Izvori modernoga politickog misljenja: cetiristo godina Althusiusove Politike
In: Politicka misao, Band 40, Heft 4, S. 69-89
The source of the four centuries of controversies surrounding Althusius's Politics is not the work itself but its interpretations. The author argues that Althusius's political teaching is not controversial; further, its methodical nature is highly conducive to a theoretical debate about the political/theoretical & cultural tradition of thought in general. The author first identifies the fundamental concepts of Althusius's political thought, & the logic of his exposition in Politics. He shows that Althusius's work is a systematic -- methodically presented -- study of politics, defined as a way in which people unite to have a good life by means of the communicatio of things, services & rights. Consequently, political science deals with the real or ideal ways of this association & its results. Althusius was the first author who explicitly said that only a people as a whole may be sovereign. He also created a theoretical concept of popular sovereignty.

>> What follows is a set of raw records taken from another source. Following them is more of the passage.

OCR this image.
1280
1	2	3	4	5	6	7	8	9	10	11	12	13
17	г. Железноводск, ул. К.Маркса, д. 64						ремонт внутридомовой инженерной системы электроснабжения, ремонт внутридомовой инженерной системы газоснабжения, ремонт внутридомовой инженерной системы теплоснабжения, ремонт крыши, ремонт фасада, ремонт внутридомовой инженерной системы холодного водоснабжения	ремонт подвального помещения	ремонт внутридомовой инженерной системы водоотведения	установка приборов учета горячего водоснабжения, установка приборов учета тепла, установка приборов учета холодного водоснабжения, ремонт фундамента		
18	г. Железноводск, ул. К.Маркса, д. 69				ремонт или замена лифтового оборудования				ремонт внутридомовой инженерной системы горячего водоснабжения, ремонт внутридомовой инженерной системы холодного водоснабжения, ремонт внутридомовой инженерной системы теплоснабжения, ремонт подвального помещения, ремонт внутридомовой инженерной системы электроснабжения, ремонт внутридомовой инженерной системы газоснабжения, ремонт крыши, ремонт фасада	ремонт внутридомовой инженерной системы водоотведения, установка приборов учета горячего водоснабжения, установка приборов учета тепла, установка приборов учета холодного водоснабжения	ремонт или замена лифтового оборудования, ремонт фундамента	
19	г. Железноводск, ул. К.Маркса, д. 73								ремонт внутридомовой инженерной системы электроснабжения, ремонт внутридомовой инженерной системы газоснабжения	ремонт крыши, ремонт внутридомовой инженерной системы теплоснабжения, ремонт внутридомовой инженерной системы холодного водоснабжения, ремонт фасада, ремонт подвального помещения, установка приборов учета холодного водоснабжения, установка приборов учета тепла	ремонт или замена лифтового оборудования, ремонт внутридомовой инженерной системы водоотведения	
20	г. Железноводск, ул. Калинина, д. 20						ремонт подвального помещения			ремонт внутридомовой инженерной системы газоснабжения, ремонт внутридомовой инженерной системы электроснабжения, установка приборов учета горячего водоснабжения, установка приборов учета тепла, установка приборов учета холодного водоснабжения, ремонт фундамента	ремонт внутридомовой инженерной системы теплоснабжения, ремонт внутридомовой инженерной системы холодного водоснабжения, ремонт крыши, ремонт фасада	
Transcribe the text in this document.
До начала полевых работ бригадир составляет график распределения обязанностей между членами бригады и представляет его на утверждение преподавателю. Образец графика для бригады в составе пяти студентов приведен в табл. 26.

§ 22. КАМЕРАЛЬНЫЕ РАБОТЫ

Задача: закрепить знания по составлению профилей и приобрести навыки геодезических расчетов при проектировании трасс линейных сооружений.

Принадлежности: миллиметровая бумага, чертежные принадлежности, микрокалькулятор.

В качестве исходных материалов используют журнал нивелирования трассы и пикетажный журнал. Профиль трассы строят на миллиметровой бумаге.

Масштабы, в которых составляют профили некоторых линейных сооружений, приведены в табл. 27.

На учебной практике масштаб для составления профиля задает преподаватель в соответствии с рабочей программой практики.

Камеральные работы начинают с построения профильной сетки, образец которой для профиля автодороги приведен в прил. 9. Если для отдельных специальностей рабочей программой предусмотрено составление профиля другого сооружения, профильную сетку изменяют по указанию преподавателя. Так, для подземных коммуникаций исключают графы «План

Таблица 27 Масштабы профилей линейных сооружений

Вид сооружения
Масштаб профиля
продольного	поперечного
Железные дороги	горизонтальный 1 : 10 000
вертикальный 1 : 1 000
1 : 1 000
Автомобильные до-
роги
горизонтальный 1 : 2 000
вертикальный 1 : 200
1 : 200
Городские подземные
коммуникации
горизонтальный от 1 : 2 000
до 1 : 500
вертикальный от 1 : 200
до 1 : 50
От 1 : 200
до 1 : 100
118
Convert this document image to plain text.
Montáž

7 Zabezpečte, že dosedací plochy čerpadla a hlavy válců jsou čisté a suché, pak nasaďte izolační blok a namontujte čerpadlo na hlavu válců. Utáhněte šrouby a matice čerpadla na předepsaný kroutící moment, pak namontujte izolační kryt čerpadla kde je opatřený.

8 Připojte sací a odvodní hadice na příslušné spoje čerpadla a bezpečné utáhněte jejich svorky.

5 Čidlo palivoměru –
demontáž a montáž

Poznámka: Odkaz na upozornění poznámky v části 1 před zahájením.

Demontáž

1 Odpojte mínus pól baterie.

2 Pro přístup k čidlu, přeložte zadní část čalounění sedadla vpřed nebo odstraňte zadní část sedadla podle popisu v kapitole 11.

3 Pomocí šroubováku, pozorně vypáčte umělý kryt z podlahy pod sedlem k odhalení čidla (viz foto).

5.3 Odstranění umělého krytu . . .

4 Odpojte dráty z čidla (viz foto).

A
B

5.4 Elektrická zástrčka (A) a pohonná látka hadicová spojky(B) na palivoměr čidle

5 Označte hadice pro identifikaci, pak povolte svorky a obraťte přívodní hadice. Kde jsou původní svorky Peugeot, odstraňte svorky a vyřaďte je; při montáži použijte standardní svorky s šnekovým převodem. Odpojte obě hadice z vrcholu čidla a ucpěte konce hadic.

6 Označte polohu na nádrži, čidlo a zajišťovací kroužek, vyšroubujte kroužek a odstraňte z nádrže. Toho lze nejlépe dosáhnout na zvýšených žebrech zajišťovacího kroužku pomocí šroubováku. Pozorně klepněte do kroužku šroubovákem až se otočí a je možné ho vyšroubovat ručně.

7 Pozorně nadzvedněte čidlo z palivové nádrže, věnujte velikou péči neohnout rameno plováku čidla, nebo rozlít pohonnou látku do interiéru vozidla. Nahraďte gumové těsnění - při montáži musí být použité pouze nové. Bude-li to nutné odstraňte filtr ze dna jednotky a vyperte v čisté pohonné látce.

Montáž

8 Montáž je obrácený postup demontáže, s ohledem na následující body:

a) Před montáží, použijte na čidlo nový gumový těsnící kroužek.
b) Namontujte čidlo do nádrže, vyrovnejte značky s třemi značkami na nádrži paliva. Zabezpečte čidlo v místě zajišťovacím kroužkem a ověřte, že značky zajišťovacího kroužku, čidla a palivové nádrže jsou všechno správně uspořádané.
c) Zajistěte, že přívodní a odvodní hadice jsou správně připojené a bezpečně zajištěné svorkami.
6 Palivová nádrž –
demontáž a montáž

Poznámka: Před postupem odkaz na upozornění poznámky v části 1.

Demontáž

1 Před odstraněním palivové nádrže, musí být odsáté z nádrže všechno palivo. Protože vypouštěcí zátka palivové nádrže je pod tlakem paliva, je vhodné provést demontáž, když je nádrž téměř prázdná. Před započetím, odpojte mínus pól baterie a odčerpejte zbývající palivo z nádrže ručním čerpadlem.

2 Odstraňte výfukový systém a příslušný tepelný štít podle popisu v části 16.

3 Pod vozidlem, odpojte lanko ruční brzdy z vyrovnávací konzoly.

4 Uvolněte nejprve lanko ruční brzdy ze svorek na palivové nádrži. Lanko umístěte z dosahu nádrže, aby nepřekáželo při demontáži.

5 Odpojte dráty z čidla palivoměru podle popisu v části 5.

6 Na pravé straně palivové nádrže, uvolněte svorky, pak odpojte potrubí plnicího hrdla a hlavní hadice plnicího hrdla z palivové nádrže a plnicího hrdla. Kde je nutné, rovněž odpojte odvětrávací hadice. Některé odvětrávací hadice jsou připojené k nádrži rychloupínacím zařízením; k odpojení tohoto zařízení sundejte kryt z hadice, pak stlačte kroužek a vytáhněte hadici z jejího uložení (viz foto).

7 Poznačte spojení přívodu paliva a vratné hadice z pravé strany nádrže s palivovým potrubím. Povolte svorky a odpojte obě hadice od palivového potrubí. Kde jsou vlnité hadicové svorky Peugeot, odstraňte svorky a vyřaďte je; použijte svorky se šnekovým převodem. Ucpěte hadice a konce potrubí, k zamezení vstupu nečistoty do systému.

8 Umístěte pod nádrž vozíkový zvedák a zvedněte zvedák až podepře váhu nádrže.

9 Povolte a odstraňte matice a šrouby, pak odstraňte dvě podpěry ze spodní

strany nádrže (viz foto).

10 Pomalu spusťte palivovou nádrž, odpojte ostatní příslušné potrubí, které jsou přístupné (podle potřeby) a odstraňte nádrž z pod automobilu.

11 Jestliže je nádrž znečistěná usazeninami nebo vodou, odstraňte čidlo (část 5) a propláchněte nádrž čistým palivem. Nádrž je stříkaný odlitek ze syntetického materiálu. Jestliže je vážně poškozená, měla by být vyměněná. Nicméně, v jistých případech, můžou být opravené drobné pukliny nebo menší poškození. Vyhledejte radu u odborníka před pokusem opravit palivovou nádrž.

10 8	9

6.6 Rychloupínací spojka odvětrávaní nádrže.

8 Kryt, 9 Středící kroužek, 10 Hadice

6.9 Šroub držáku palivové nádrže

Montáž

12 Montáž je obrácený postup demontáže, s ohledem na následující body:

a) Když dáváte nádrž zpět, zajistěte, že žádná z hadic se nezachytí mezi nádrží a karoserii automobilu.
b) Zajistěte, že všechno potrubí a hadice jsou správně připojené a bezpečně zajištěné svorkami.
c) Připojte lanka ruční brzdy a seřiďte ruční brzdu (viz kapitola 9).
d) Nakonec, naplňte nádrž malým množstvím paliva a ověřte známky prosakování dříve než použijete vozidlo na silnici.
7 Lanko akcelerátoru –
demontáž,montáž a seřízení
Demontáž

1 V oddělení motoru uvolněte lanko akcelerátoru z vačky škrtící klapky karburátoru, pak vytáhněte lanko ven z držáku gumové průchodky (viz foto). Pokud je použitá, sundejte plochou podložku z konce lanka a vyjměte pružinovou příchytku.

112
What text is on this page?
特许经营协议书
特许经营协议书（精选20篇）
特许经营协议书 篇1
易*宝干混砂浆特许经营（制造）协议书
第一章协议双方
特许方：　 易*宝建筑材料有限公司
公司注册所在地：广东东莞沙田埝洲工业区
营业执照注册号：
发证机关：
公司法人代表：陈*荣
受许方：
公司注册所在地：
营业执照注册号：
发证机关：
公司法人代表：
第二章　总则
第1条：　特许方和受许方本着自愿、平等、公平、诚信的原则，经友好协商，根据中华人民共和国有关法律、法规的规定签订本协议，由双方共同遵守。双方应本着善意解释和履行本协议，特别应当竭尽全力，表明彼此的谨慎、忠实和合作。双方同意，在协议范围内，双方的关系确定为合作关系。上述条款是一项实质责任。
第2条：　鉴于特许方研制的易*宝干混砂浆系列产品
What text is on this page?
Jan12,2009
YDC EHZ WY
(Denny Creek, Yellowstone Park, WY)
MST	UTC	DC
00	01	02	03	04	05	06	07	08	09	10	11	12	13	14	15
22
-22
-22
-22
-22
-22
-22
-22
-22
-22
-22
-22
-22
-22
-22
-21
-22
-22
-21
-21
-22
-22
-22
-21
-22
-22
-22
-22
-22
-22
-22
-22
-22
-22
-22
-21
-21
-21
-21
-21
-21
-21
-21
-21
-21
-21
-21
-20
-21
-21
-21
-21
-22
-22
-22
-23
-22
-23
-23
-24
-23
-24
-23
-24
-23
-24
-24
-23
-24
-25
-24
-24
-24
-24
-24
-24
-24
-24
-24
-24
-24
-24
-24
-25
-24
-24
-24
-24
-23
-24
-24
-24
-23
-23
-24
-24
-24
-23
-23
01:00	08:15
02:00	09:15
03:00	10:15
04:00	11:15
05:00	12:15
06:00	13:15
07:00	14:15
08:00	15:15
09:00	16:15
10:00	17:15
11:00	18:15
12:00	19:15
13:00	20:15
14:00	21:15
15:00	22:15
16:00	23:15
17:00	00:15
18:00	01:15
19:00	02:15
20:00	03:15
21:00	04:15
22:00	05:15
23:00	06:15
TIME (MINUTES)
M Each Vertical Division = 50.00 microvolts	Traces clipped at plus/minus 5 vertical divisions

That part of his teaching is Althusius's greatest & largely undisputed contribution to political thought. In the second part, the debate about the interpretation of the "controversial" fundamental tenets of Althusius's teaching is reviewed, the tenets that refer to the essence of human community & the character of its political organization. The author concludes that Althusius's work is a type of junction of the then "defeated," but today increasingly popular, ideas: communitarianism (vs individualism) & social solidarity (vs the one-sided maximalization of individual benefit), a kind of matrix-type structure of the social system (vs political-pyramidal), ie, the autonomy of its parts (vs the monolith centralist-state system). In the dawn of a new era, the elements of those traditions that were soon to be (temporarily) defeated, were systematically depicted in Althusius's epochal opus, whose internal potential is increasingly recognized as one of the most relevant provenances of modern political thought. 25 References. Adapted from the source document.